The interview research discovered several hurdles to experimentation routines inside the City of Helsinki: lack of time, resources, and skills in experimentation. There are also many challenges related to procurement and the scaling of experiments.
The outcome was the first stage of the experimentation accelerator.
The platform of the accelerator was the City’s internal ideation channel Ideapaahtimo (idea roastery). Over one month, any City of Helsinki employee could propose ideas for artificial intelligence (AI) experiments.
“We built a low-barrier campaign. You didn’t need to be an AI professional. The City provided an AI course and teaching videos for anyone interested in the topic,” Meloni says.

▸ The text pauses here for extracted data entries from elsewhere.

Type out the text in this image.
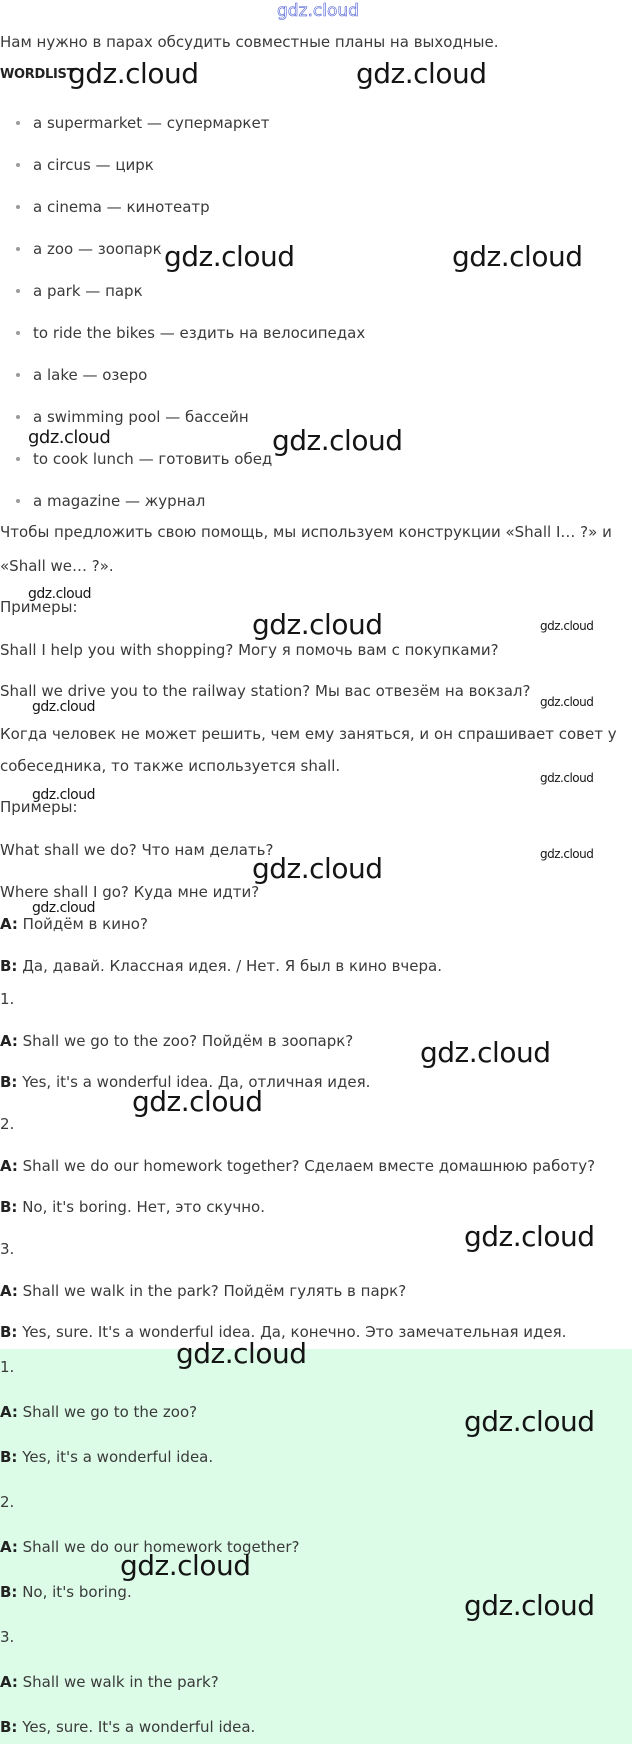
gdz.cloud
Нам нужно в парах обсудить совместные планы на выходные.
WORDLIST
a supermarket — супермаркет
a circus — цирк
a cinema — кинотеатр
a zoo — зоопарк
a park — парк
to ride the bikes — ездить на велосипедах
a lake — озеро
a swimming pool — бассейн
to cook lunch — готовить обед
a magazine — журнал
Чтобы предложить свою помощь, мы используем конструкции «Shall I… ?» и
«Shall we… ?».
Примеры:
Shall I help you with shopping? Могу я помочь вам с покупками?
Shall we drive you to the railway station? Мы вас отвезём на вокзал?
Когда человек не может решить, чем ему заняться, и он спрашивает совет у
собеседника, то также используется shall.
Примеры:
What shall we do? Что нам делать?
Where shall I go? Куда мне идти?
A: Пойдём в кино?
B: Да, давай. Классная идея. / Нет. Я был в кино вчера.
1.
A: Shall we go to the zoo? Пойдём в зоопарк?
B: Yes, it's a wonderful idea. Да, отличная идея.
2.
A: Shall we do our homework together? Сделаем вместе домашнюю работу?
B: No, it's boring. Нет, это скучно.
3.
A: Shall we walk in the park? Пойдём гулять в парк?
B: Yes, sure. It's a wonderful idea. Да, конечно. Это замечательная идея.
1.
A: Shall we go to the zoo?
B: Yes, it's a wonderful idea.
2.
A: Shall we do our homework together?
B: No, it's boring.
3.
A: Shall we walk in the park?
B: Yes, sure. It's a wonderful idea.
gdz.cloud	gdz.cloud
gdz.cloud	gdz.cloud
gdz.cloud	gdz.cloud
gdz.cloud
gdz.cloud	gdz.cloud
gdz.cloud	gdz.cloud
gdz.cloud
gdz.cloud
gdz.cloud	gdz.cloud
gdz.cloud
gdz.cloud
gdz.cloud
gdz.cloud
gdz.cloud
gdz.cloud
gdz.cloud
gdz.cloud
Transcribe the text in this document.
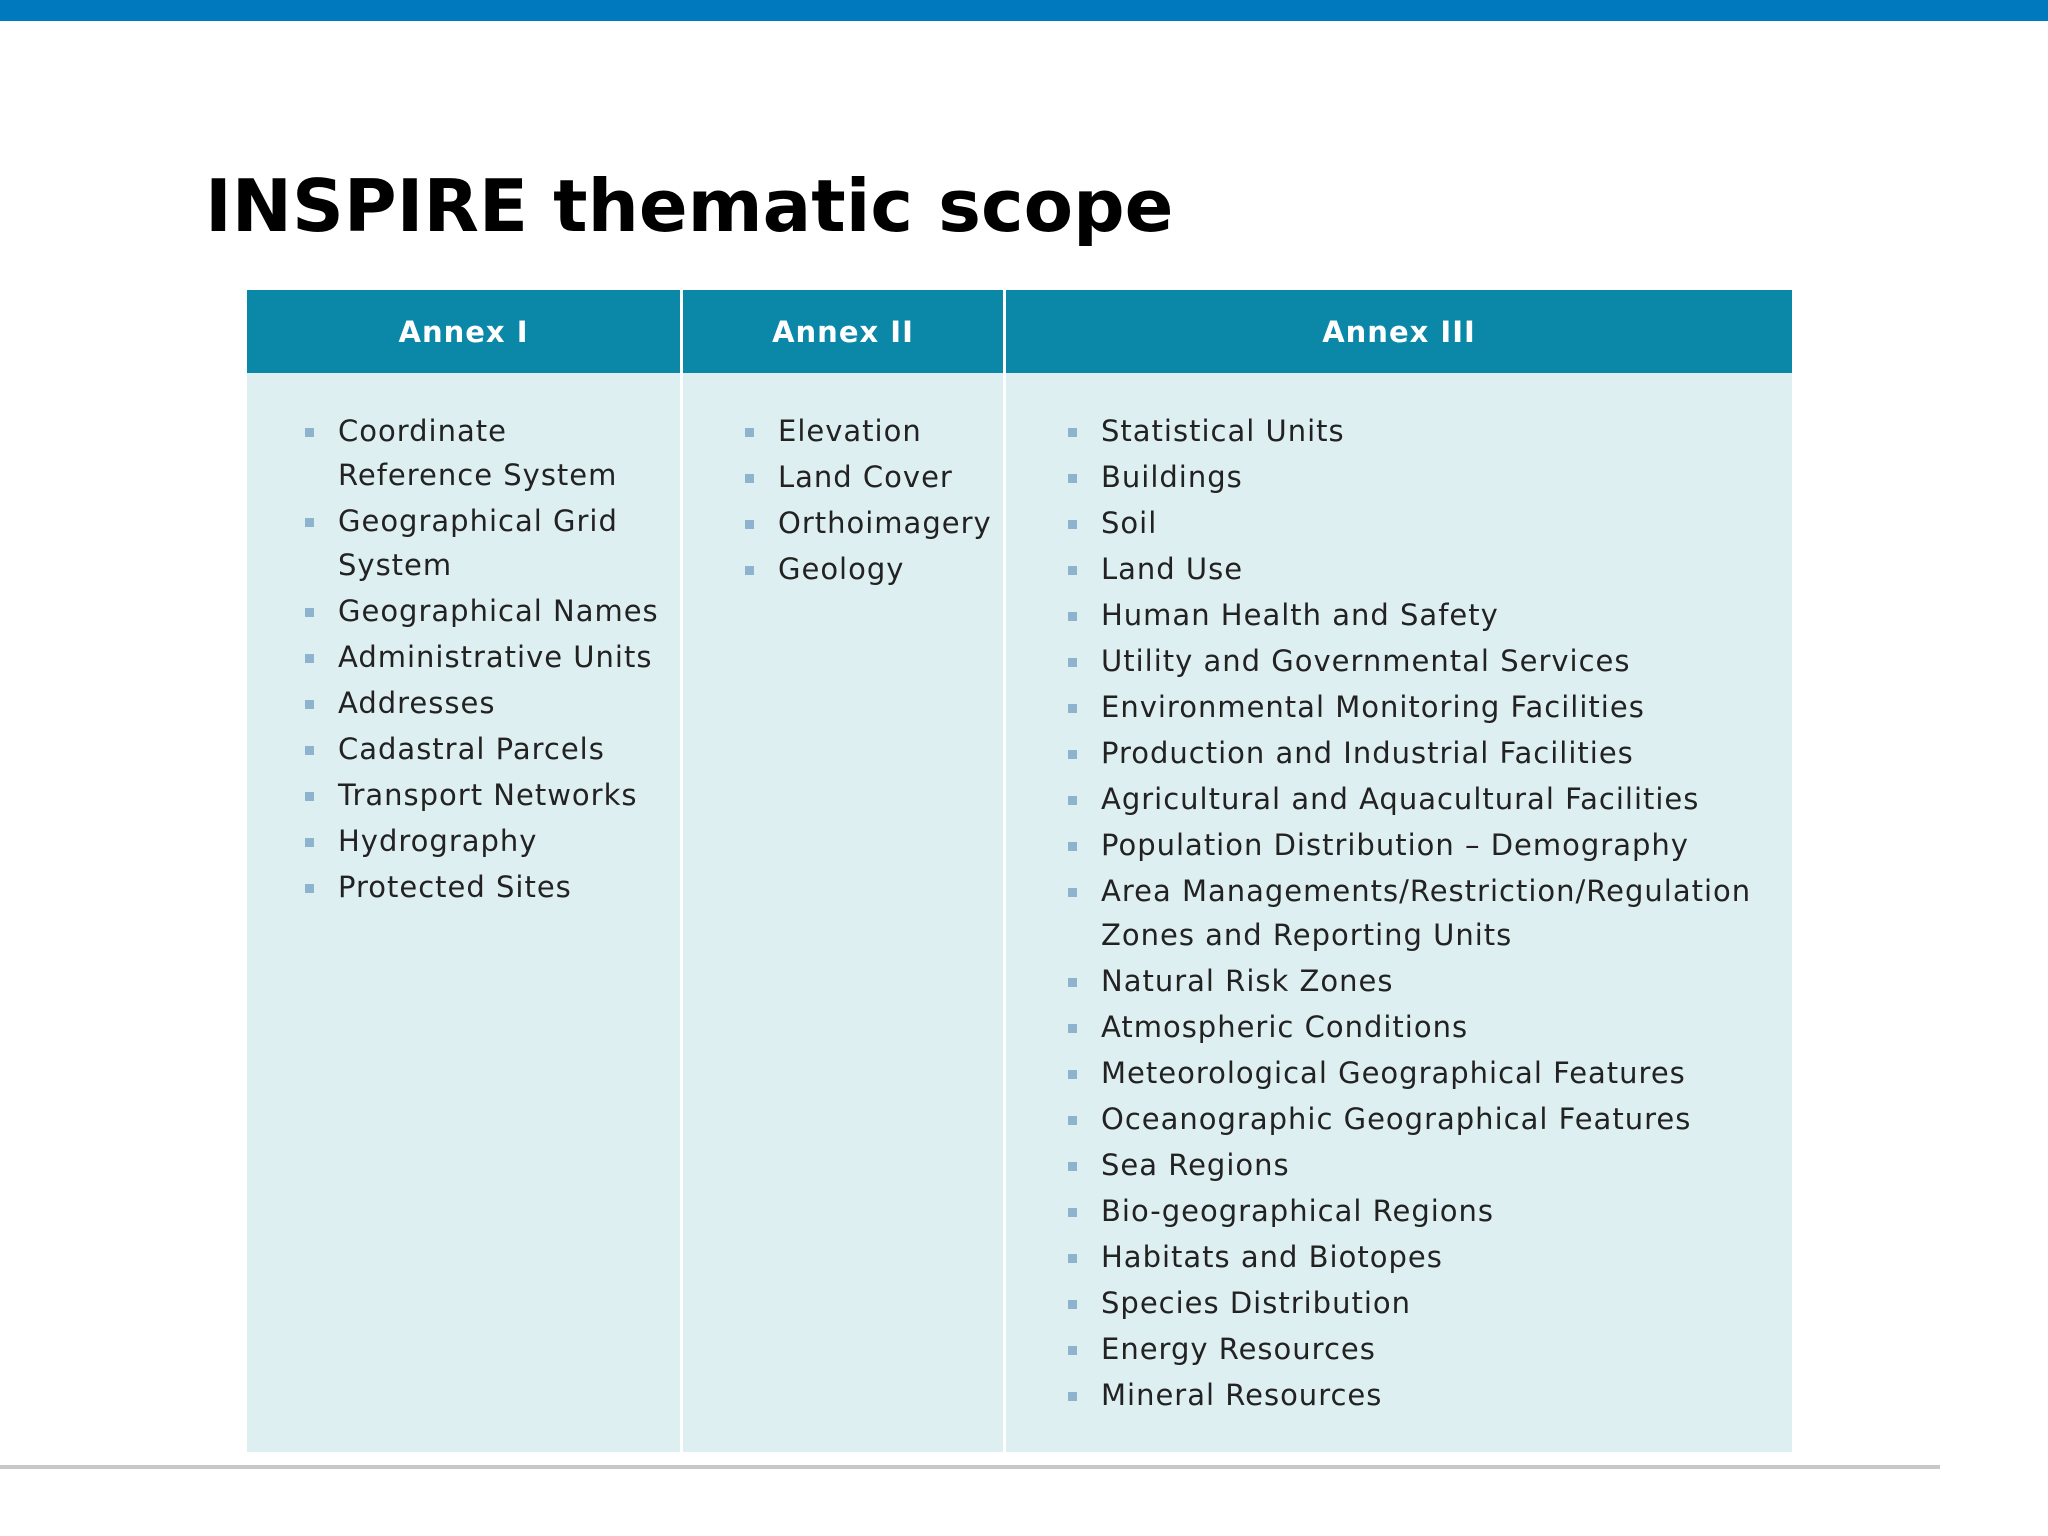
INSPIRE thematic scope
Annex I
Coordinate Reference System
Geographical Grid System
Geographical Names
Administrative Units
Addresses
Cadastral Parcels
Transport Networks
Hydrography
Protected Sites
Annex II
Elevation
Land Cover
Orthoimagery
Geology
Annex III
Statistical Units
Buildings
Soil
Land Use
Human Health and Safety
Utility and Governmental Services
Environmental Monitoring Facilities
Production and Industrial Facilities
Agricultural and Aquacultural Facilities
Population Distribution – Demography
Area Managements/Restriction/Regulation Zones and Reporting Units
Natural Risk Zones
Atmospheric Conditions
Meteorological Geographical Features
Oceanographic Geographical Features
Sea Regions
Bio-geographical Regions
Habitats and Biotopes
Species Distribution
Energy Resources
Mineral Resources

“The participants were supported with their ideas on the Teams channel and in experimentation clinics. They were guided in the clinics by about ten enterprises specializing in AI. The campaign was presented online, and it was discussed face to face in a breakfast meeting.”
“We received 31 proposals. This signifies clear interest in such experimentation activities that accrue knowledge in the possibilities of AI in the development of City operations and services.”
The seven best ideas were selected for further development and granted 10,000 euros each for implementation.
A recommender for cultural and leisure services
Sari Lehikoinen (City of Helsinki), Jaakko Matomäki (Deloitte) and Ari Tolonen (Digitalist) in an experimentation accelerator workshop.
Communications specialist Sari Lehikoinen at the City of Helsinki Culture and Leisure Division envisioned how to utilize AI to attract new customers and to improve services.
She had been acquainted with YouTube’s recommendation algorithm as part of earlier AI training and was thinking, “We could do something similar, cross-marketing our cultural and leisure services on our website. For example, when customers read about a City Museum exhibition on our site, they could receive recommendations for books and concerts of the same theme.”
Lehikoinen submitted a project proposal named Löytö (discovery) to the experimentation accelerator. Löytö was selected for implementation.
“Löytö can be implemented on a small scale, but it could be scaled into a large concept for the entire City,” she says, emphasizing the benefits of the cross-marketing tool. “Löytö is a pilot and pioneer.”
More efficient fire inspections
Riku Leppänen (Helsinki City Rescue Department) and Teemu Ruohonen (Rojekto) discussing how AI could be used to improve fire inspections.
Fire inspector Markus Latva-aho of the Helsinki City Rescue Department recognized a clear drawback in the department’s mandatory fire inspections: inspection targets are selected manually from a huge quantity and assigned to fire inspectors according to the supervisor’s discretion without any automated system.
There has to be a better solution, Latva-aho thought. He had studied innovative technology and visions for the future. “If AI could be used to assign fire inspections, they could be targeted more efficiently, and they could be more goal-oriented and based on real risks,” he envisioned.
But how to realize this AI concept? Nothing like that had ever been done before anywhere else. The answer came from the experimentation accelerator.
“Without the opportunity offered by the experimentation accelerator, I doubt that I had ever found a channel to realize the idea,” Latva-aho comments.
“The accelerator made it possible to receive funding for my idea and to launch research and development. The City gains knowledge that can be applied in other connections.”
Operation evolves and becomes established
The AI campaign experiments were launched in December 2019, and the work continues until the beginning of March 2020. The developers meet regularly in co-creation meetings.
“The main goal of the first round of experimentation is learning,” Meloni emphasizes.
“We want to discover new opportunities offered by AI. At the same time, we want to develop the experimentation accelerator to better serve the City’s innovation and experimentation activities.”